例年「メダルの色は関係ナシ」と、方針としては云っていても、
絶対に取りたくない色(笑)はある訳でね。
学生時代は、きちんと練習してさえいれば「あの色」は
取らないものだと思っていたのだけれども、
大人になって、どうやらそういうもんでもないらしいということを学習しているので、
それなりに気を揉みはする訳だ。
そういう意味で、表彰式での結果発表を聴いたときには、
正直ほっとしたというか、肩の荷が降りたというか、
不文律ではあるけれども、最低限のノルマは達成できたかなという
安堵の気持ちで一杯だったな。

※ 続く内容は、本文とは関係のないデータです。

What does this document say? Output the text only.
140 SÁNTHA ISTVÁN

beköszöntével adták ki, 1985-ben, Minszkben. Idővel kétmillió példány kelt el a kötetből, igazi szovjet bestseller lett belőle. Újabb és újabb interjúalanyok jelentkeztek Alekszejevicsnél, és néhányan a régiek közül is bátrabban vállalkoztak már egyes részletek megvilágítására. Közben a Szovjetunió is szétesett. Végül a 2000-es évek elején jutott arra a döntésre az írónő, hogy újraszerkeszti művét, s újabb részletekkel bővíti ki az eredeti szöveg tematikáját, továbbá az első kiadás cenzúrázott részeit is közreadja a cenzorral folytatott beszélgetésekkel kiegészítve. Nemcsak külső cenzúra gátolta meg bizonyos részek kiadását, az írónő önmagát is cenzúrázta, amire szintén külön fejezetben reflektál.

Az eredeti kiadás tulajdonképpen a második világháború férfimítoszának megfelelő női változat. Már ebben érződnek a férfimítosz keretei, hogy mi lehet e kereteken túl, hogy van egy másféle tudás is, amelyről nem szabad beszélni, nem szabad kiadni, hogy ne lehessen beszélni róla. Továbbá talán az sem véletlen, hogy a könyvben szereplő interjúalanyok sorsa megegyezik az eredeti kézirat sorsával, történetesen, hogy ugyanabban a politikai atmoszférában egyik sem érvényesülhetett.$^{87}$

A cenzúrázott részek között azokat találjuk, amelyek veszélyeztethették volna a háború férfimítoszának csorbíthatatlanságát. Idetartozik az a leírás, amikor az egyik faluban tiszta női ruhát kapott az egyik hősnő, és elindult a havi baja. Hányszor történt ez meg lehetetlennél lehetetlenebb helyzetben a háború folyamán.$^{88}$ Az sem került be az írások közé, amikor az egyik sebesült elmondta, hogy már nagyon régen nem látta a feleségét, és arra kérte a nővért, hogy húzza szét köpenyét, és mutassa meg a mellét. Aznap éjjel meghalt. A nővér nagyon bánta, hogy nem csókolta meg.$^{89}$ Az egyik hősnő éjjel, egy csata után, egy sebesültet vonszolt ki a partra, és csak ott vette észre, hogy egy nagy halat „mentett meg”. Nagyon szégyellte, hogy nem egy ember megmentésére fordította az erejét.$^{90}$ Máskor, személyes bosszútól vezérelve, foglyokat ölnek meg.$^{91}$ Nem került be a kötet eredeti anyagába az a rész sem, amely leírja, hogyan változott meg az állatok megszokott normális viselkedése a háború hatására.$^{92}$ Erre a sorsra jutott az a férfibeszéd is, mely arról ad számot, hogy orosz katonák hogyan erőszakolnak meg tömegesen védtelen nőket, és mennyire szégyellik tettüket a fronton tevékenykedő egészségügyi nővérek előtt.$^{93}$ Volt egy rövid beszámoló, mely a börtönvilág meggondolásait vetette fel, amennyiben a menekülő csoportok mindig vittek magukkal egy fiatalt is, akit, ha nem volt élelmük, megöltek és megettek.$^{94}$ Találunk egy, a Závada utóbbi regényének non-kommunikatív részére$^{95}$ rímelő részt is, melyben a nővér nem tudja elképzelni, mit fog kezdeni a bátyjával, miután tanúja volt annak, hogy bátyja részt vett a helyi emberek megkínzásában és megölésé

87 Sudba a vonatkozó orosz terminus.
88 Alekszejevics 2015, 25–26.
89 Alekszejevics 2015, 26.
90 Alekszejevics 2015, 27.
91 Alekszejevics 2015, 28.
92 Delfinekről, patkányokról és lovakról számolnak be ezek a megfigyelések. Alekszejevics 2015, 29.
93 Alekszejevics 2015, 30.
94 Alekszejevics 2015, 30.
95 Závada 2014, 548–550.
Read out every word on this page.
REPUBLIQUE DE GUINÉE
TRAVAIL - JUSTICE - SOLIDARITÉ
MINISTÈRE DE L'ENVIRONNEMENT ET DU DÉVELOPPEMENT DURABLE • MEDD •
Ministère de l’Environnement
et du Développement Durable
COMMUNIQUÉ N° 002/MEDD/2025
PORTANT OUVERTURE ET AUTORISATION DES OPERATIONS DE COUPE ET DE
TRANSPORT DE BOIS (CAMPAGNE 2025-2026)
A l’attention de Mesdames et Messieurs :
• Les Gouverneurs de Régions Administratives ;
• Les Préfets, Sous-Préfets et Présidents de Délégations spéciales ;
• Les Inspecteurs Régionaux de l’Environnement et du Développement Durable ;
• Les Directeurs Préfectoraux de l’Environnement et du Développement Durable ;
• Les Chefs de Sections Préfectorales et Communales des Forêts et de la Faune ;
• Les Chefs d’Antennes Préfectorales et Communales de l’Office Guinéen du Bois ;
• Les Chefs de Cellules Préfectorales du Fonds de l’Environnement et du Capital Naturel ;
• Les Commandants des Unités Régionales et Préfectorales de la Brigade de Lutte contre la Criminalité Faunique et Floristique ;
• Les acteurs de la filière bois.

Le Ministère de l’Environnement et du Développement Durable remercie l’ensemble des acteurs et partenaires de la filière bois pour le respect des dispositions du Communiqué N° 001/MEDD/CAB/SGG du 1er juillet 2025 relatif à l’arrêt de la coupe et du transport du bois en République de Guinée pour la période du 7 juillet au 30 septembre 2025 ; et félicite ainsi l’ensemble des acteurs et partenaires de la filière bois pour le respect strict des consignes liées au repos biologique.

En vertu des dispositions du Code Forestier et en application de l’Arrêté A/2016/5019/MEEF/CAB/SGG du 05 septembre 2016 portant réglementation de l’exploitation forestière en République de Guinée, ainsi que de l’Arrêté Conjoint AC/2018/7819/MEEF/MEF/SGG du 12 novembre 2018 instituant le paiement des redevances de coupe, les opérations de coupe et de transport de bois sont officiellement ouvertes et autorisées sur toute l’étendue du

それ以上でも、以下でもない。
評点は過去と比べても悪いものではなかった。
というよりも、初年度から講評用紙を並べてみれば分かるけど、
点数自体は右肩上がりに伸びているというのが事実。
個々のメンバーの質(という表現は失礼だけれども)について云えば、
今回のそれは過去と比べて決して高かった訳ではなく、
むしろ昨年・一昨年と比較したら、、、ね。
たぶんこれはみんな肌で感じていただろうとは思う。
でも評価が過去2年よりも良いということは、バンドとしての能力に関して、
多少なりとも向上はしているのだろうと考えるのが正嫡なんだろう。
今年に関しては、何が評価されてあの点数になっているのか
ちょっと謎ではあるけれど、出演順で考えれば
少なくとも前の4団体がベンチマークになっているのだから、
何となくあの点数が付いてる訳でもない。
ただし、現状の合奏のみの練習形態でこの先の向上を望むのは、
もう限界なんだろうな、とも思うのだ。
つまりは個人の技量と練習量をそのまま足し算する従来の方式ね。
修正や各種指示は合奏の時間にしかできないし、
パートによっては(自身も含めて)、
周囲に寄せる技術そのものが不足していたり、
正しい方向にまとめ上げるための方法論や、
コミュニケーション能力そのものを欠いているところもあるということ。
個別にパー練やセク練をやっといて、ったって
それはムリな話だろうから、
やっぱり練習のシステム自体にこれらを組み込んでいくしか
現状の先へいくのには方法がないんじゃないのかなと思うのだ。
何か他に良い方法はあるか?
もちろん個別に公民館でもリハスタでもカラオケでも、
全体練習以外の時間で集まって確認ができれば良いのだけれど、
実際どのパートにもセクションにだって、そこまで強要できないだろうし、
個々の都合はもちろん、意欲の差や温度差の問題だってある。
この意欲や温度の差ってのがまた、難しい。
いくつかの泣き言も耳にしたし、トラブルも例によってあったけど、
実際問題一般の楽団で、うちのやり方ってのは、
まだまだ全然ソフトだし、優しい。
フレンドリーだし、「過剰に」親切だと思う。
つまり、うちでつとまらないひとは、
どこに行っても吹奏楽はできないだろ、ってこと。
厳しいようだけど、これは現実だと思うのだ。
もちろんここで問題にしているのは
技術の巧拙ではなくて、マインドの問題ね。
そこは間違えないでほしい大事なところ。
「自分」や「個」を真ん中に置いては、道を誤るのだと思うよ。
確かに神は細部に宿る、、んだけど、重箱の隅ばかり見ていて、
大切な全体像を見逃すのは本末転倒そのものでしょ。
集団のために、どうやって貢献できるのかをまず考えることが
そこに帰属するそもそもの意味あいなんだから。
どんな形でもいいから組織の役に立つこと。
自分自身の「楽しい」の根源はここにあると思っているのだが、
いかがか。
あら、脱線したか。愚痴になっちゃった(笑)
この辺はしかし、啓蒙する側の責任でもあるな。
そういう意味で我々は明らかに過渡期にきている。
「自分が大切」であったり、傷をなめあったり、伝えるべき必要なことを飲み込んで
生暖かい関係性を維持するのが「楽しい音楽」の方法論だって認識は
ぼちぼち改めるべきなんじゃないのかな。
集団で音楽をやるということは、つまりはそういうことです。